Week 10 (11/7)                 Research exercise:  how are various states curtailing Medicaid expenditures? McKinney

Week 11 (11/14)               Provenge case  Kevin Schulman

Week 12 (11/21)               Rationing by age  Sreenivasan

* Daniels, “The prudential life-span account of justice across generations,” in his Justice and Justification (1996), ch. 12

* A. Williams, “Intergenerational equity: An exploration of the ‘fair innings’ argument,” Health Economics (1997):  117-32.

 

Week 13 (11/28)               Concluding exercise:  how should we ration?   (student presentations)

 

Readings

Please buy a copy of Ubel’s Pricing Life.  Other readings will be made available inside the course Blackboard site, either as PDFs or links to them.

 

Assignments

Students will be required to write a 600 word paper every other week.  These assignments are due by noon on seminar day in Blackboard’s digital dropbox.  Topics for the assignments will be posted weekly.  The assignments will be graded and returned with comments.

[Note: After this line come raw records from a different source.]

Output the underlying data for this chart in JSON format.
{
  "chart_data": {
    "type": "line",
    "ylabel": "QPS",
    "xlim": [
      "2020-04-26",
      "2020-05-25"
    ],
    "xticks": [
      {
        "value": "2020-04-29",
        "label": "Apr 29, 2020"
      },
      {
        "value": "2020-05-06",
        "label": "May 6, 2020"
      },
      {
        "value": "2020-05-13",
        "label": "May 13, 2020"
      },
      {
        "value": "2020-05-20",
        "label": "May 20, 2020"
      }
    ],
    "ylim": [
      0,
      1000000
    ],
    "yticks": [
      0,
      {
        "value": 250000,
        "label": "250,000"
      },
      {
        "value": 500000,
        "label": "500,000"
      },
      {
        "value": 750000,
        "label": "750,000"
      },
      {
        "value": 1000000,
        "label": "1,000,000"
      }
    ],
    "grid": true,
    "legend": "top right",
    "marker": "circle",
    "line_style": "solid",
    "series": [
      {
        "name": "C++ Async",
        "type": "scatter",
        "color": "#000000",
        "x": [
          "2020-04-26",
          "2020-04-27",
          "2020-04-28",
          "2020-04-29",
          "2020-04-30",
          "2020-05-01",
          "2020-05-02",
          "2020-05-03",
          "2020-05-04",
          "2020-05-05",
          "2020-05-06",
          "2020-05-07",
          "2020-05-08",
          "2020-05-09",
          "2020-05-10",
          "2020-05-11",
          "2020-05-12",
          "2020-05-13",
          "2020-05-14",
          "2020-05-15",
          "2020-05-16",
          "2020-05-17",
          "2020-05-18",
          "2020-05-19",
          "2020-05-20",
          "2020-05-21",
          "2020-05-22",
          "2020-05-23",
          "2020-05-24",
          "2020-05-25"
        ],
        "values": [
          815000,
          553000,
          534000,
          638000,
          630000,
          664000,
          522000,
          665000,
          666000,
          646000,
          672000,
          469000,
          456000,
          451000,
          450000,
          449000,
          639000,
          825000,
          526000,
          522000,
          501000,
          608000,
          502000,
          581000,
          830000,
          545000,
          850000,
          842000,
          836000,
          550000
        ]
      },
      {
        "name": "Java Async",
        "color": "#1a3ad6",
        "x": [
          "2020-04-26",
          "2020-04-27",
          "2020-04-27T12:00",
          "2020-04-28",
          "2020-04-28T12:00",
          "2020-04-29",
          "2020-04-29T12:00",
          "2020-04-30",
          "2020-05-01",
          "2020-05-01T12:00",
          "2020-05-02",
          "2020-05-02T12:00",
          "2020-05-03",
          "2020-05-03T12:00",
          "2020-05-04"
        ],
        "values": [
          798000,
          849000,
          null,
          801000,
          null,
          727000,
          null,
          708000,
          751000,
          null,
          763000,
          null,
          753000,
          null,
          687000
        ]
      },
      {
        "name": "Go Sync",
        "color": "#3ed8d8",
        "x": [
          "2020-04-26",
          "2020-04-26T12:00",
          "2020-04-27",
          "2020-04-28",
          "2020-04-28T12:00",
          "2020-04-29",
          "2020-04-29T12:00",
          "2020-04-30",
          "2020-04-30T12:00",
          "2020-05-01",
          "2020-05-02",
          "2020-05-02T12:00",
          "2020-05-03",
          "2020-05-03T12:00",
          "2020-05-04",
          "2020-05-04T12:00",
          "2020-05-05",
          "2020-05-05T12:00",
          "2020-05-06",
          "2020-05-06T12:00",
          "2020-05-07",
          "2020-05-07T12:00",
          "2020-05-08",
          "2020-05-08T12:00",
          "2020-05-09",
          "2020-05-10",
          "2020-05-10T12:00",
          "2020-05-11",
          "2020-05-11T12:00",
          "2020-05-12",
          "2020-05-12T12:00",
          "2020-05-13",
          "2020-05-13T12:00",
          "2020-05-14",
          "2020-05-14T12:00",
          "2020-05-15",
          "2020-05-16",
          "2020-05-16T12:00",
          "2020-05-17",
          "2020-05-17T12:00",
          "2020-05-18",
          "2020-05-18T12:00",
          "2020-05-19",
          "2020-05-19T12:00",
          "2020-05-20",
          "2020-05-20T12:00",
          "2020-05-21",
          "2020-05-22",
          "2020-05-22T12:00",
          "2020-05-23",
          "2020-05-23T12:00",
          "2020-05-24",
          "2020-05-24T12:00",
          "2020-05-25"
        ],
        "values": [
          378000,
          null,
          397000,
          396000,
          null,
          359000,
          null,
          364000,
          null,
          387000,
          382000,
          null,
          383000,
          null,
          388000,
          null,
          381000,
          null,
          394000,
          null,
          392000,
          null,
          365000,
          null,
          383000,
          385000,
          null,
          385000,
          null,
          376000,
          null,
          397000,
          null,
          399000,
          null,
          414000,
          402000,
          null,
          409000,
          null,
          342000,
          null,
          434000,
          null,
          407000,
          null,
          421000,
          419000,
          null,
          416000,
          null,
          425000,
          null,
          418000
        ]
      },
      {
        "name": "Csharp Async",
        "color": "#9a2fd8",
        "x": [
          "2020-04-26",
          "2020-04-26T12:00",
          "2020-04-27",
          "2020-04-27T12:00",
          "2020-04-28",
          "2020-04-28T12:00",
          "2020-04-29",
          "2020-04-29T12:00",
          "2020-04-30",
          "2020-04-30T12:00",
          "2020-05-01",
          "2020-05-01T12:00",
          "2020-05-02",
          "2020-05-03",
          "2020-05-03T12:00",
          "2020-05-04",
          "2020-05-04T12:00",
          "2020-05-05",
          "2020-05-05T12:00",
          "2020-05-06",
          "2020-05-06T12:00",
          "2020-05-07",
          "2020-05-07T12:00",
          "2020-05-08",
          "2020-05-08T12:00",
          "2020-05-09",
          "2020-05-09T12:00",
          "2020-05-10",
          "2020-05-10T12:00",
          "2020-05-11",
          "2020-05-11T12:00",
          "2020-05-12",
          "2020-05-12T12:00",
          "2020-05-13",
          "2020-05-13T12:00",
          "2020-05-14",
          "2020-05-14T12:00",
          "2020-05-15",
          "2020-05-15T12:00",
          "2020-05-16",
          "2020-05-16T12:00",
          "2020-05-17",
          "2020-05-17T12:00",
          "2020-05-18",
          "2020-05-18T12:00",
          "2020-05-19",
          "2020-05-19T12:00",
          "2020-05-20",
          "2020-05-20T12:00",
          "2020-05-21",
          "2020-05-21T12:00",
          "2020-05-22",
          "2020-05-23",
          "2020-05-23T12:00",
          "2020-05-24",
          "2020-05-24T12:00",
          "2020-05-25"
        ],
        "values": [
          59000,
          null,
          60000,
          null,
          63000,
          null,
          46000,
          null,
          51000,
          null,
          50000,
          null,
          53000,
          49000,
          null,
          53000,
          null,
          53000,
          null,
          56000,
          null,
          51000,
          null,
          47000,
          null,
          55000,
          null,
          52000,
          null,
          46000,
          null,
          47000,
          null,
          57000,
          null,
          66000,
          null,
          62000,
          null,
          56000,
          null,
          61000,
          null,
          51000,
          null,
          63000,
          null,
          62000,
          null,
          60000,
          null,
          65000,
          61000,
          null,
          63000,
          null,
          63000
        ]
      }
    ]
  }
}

Students will also be required to do a group research exercise (on state Medicaid budgets) and to make one presentation in class.  Finally, there will be a ten page paper due at the end of term (students will select their own topics with guidance).

 

Grading weights

Twenty percent of the final grade will be based on each of:  (i) the four highest grades on the weekly papers (out of the six written), (ii) the group research exercise, and (iii) the class presentation.  The final paper will be worth forty percent of the course grade.

The grading will be done by Professors McKinney and Sreenivasan.